Kibler Hotel, later named the Hotel Thelma, was constructed over 100 years ago by Adolphus and David B. Kibler — twin brothers out of North Carolina. The duo made it big back in 1907 due to a successful career in the phosphate industry + modeled the structure after the “Beaux-Arts” style.
This style is reminiscent of Greco-Roman architecture, which is still popular in modern US cities like Chicago and, back during the Kibler’s time, was a common architectural medium.
The architecture is famous for its focus on symmetry, ostentatious column work, statues and other figures hammered into the exterior, and for having a stone-like appearance.
Once a style was selected, Adolphus and David agreed on the location: the northeast corner of Kentucky Avenue and Lemon Street. The brothers purchased the plot + built the hotel for a whopping $125,000 — which amounts to roughly $3,599,565 by today’s standards after inflation.

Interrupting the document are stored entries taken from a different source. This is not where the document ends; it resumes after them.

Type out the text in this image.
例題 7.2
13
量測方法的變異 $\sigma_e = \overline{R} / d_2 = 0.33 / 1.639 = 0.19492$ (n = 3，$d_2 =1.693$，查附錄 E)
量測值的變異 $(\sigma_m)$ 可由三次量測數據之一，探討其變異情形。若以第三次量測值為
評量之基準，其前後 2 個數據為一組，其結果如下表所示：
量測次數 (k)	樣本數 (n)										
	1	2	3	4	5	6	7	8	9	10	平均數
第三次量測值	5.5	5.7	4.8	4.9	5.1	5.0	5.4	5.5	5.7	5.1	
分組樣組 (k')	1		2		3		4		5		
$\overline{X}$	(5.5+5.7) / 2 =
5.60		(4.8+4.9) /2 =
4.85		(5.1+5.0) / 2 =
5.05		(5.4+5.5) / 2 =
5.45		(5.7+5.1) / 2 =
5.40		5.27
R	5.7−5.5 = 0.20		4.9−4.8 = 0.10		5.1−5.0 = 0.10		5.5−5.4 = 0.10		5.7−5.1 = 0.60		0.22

Thus, Lakeland’s first modern hotel was born on November 10, 1913. According to “A Guide to Historic Lakeland, Florida,” by Steve Rajtar, “the first floor was set off by an arcaded loggia and the roofline was topped by pedimented corner pavilions, giving it the appearance of a French house from the 1600s.”
After just 6 years of ownership, the Kibler brothers made the decision to sell their flagship hotel to Henry B. Carter — a real estate developer responsible for the development of Dixieland in 1907 alongside C. W. Deen.
Throughout his ownership, the spot was a revolving door to greats of the mid-1900s like the Cleveland Indians, who took up residency at the hotel during baseball spring training at Adair Field in the 1920s. Other notable guests to walk through the threshold include Thomas Edison and Theodore Roosevelt.
Sadly, Henry passed just a few years later in 1924, about a year prior to the opening of the Palace Theater, now home to Palace Pizza, which Henry purchased and renamed after its 12-year stint as the Casino Theater.
The following 40 years of Hotel Thelma were successful, playing host to visitors of Lakeland’s downtown, and played a particularly integral role as the meeting place for many groups around town, including cultural and civic organizations. However, due to the rise of motels in the 1950s and the way the property aged, the Hotel Thelma was forced to shut its doors in April of 1962 after it was deemed unprofitable. The building was torn down just a month later.
Today, the plot of land where the Hotel Thelma once stood is home to the popular shops and restaurants (think Frescos) that dot Kentucky Avenue. Back in 2019, talks of a 156,900-sqft retail, commercial + residential space were proposed and supposedly approved at the vacant lots of 313 + 321 N. Massachusetts Avenue, modeling it after the former 1913 landmark.